Les progrès continuels des technologies de transport et de communication facilitent la circulation des humains et de l’information par-delà les frontières des États-nations, renforçant la capacité des migrants à maintenir des liens soutenus avec leur pays d’origine. Cela conduit certains chercheurs à voir en eux des figures centrales du transnationalisme ou des « transmigrants ». Dans son article « Varieties of Transnationalisme and Its changing Determinants across Immigrant Generations: Evidence from French Data », publié dans International Migration Review, Mirna Safi exploite les données de l’enquête Trajectoires et Origines (TeO) produite par l’INED et l’INSEE, pour comparer les liens transnationaux de deux générations d’immigrés. Ces liens sont définis de manière large en référence à tous types de pratiques et d’activités impliquant des personnes, des groupes ou des espaces localisés hors de France.
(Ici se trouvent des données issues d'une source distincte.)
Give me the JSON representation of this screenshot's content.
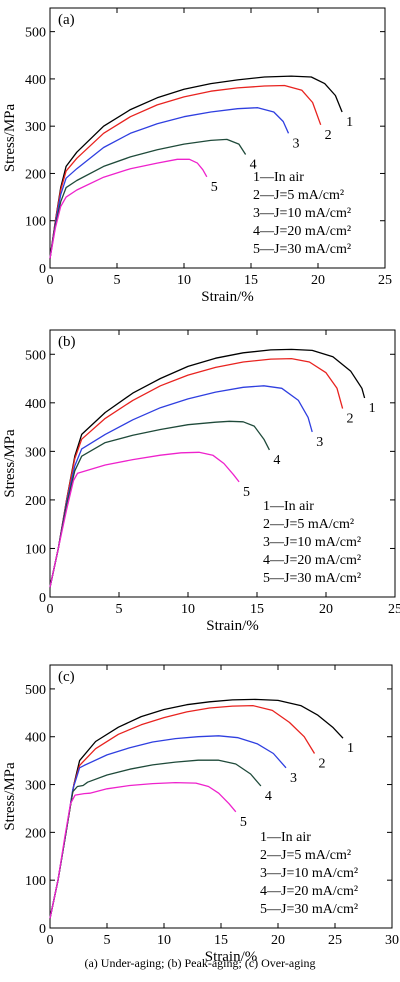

Le transnationalisme au fil des générations
L’auteur rappelle d’abord le rôle que joue le concept de « transnationalisme » dans la théorie classique de l’assimilation des immigrés. Elle souligne comment celui-ci permet de sortir d’une conception linéaire qui n’envisage qu’une convergence des pratiques des populations immigrées vers les natifs au fil du temps et des générations. Le transnationalisme invite à considérer de concert le maintien des relations au pays d’origine et le processus d’intégration dans le pays hôte. L’article pose en particulier la question de l’évolution des relations transnationales d’une génération à l’autre : doit-on s’attendre avec la seconde génération, comme beaucoup d’auteurs le suggèrent, à un affaiblissement des contacts avec le pays d’origine des parents ? Les enfants reproduisent-ils les pratiques de leurs parents ? L’évolution générationnelle du transnationalisme dépend-elle des types de liens transnationaux ?
Des relations et des variables multiformes
La richesse des questions posées par l’enquête TeO permet de mesurer des activités transnationales très variées : patrimoine immobilier, transferts financiers, engagement associatif ou humanitaire, participation à la vie politique et citoyenne, pratiques funéraires, contacts, liens familiaux, voyages, rapport aux médias, etc.
Une analyse exploratoire permet de les regrouper en trois dimensions : sociopolitique, économique et « re-migration » (activités en rapport avec les projets de (re)migration des individus interrogés). L’enquête permet également de caractériser de manière très fine les répondants : par statut socioéconomique, année de migration, religion, langues pratiquées, discrimination perçue, exercice de la citoyenneté, sentiment d’appartenance, etc.
Ainsi, quatre groupes de variables explicatives ont été introduites dans des modèles cherchant à expliquer les différents niveaux d’engagement transnational : celles mesurant « l’exposition transnationale » (membres de la famille restée dans le pays d’origine, double citoyenneté, multilinguisme), celles permettant de décrire le contexte de réception dans la société française (sentiment de discrimination, perception par les autres), celles liées à l’origine ethnoraciale (pays ou région d’origine, religion) et enfin celles spécifiques à chacune des générations immigrées (statut légal pour les premières générations, transmission parentale et mobilité sociale pour les deuxièmes générations).
L’impact intergénérationnel n’est pas prédominant
Les résultats montrent qu’un ensemble de déterminants affecte de manière très similaire la propension des premières et deuxièmes générations immigrées à entretenir des liens transnationaux : il s’agit par exemple de la situation socioéconomique (le transnationalisme augmente avec l’éducation et le revenu) et des variables d’exposition (il est plus fort avec une double nationalité ou la maîtrise de plusieurs langues). L’étude montre par ailleurs que l’atténuation des liens transnationaux d’une génération à l’autre n’est pas valide pour tous les types de liens ni pour toutes les origines. Enfin, l’auteur explore la grande hétérogénéité des pratiques qui existe au sein de chacune des générations et montre que ce sont les variables d’origine ethnoraciale et religieuse qui semblent être les plus pertinentes pour l’expliquer. Ces résultats invitent à relativiser l’importance de la notion de génération d’immigration dans la théorie de l’intégration et à ne pas voir les premières et secondes générations d’immigrés comme des ensembles homogènes.